Abstract
Objective:
Growing up with an adult with an alcohol use disorder (AUD) is common and negatively affects adult functioning. This study examined two questions concerning the lived experience of growing up in a home with AUD.
Method and Results:
The first question asked how adults entering AUD treatment (n = 402) who had this lived experience (58%) compared to those who did not (42%) on indicators of alcohol use severity. Patients with lived experience reported alcohol use at a younger age, more times having been arrested and charged, and greater risk for future substance use. The second question examined concordance between patients and their concerned others on this lived experience (n = 277 dyads) and patients’ treatment outcomes 3 months later. The associations between patients’ lived experience and better treatment outcomes were stronger when patients’ concerned others had a concordant lived experience. When patient–concerned other dyads reported concordant lived experiences at baseline, patients had lower substance use and risk scores at the 3-month follow-up than when the dyads reported discordant lived experiences with regard to growing up in a home with AUD; effect sizes were small.
Conclusions:
Concordance and discordance on this lived experience could be considered in treatment planning for patients with AUD and their concerned others. Providers could ask about each member's childhood and aim interventions at helping dyads discuss their childhoods in ways that validate each other's needs and provide emotional support, without stigmatization. Delivery may consider relationship type (spousal or other) and be in educational or treatment sessions that include the dyad or one member.
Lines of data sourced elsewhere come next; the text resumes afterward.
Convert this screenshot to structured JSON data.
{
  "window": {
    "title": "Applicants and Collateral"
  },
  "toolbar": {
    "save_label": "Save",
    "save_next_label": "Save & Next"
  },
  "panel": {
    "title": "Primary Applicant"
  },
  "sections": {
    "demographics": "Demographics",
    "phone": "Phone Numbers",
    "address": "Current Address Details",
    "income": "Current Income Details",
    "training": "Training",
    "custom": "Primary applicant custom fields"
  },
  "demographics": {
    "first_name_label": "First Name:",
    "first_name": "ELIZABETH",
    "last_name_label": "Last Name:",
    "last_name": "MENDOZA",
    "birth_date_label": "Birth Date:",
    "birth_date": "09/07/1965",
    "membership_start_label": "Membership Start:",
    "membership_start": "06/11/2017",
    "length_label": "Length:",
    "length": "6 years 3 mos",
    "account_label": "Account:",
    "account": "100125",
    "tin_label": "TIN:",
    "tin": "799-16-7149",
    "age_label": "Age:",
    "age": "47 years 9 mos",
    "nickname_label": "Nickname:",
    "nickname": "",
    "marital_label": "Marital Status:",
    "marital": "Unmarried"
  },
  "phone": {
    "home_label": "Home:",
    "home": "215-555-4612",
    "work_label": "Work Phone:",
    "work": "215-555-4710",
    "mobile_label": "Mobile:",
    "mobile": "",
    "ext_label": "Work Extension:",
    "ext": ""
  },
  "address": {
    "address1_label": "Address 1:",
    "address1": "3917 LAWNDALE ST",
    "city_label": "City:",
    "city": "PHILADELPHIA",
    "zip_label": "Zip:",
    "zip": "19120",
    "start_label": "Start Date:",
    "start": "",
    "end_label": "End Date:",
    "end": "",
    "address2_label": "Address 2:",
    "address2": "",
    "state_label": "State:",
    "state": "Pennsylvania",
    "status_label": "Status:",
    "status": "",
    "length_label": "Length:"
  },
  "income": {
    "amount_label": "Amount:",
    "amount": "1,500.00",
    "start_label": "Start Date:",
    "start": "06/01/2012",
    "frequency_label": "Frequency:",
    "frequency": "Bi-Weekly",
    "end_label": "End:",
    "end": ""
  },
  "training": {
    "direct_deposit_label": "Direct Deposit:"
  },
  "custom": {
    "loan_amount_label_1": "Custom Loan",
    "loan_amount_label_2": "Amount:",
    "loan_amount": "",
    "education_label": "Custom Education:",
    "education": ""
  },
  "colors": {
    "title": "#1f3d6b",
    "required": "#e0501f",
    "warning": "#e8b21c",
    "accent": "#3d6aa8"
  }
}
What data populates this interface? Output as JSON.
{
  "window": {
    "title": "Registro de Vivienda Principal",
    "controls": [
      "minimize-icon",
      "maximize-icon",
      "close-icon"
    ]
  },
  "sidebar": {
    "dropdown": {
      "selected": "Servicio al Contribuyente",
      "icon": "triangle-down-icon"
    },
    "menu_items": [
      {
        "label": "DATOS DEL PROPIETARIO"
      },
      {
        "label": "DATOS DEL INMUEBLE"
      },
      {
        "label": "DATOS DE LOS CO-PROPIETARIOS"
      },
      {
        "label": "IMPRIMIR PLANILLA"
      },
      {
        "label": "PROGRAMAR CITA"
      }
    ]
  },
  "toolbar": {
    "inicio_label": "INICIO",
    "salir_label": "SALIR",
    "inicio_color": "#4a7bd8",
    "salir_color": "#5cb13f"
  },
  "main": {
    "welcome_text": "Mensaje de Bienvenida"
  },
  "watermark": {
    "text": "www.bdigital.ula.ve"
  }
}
Growing up with household members with alcohol problems is common (Lipari & Van Horn, 2017) and associated with poor adult functioning including alcohol use disorder (AUD) (Holst et al., 2019, 2020; Kerns-Bodkin & Leonard, 2008; Mellentin et al., 2016; Sørensen et al., 2011). This study examined two questions concerning the lived experience of growing up in a home with adults demonstrating problematic alcohol use. The first asked how adult patients entering AUD treatment with this lived experience compared to those without on alcohol use severity. The second examined whether patients’ concordance with their concerned others (supportive family or friends) on the lived experience of growing up in a home with problematic alcohol use or AUD was associated with patients’ treatment outcomes.
The lived experience of growing up in a household with AUD is important to study because it is a chronic stressor that leads to deleterious long-term outcomes (Drapkin et al., 2015). Studies of college students found that offspring of parents with AUD reported more negative life events, avoidance coping, drinking to cope, and depression than offspring of parents without AUD (Drapkin et al., 2015; Klostermann et al., 2011). A Swedish national registry study found increased externalizing disorders, drug use, and criminal behavior among offspring with parental AUD (Long et al., 2018).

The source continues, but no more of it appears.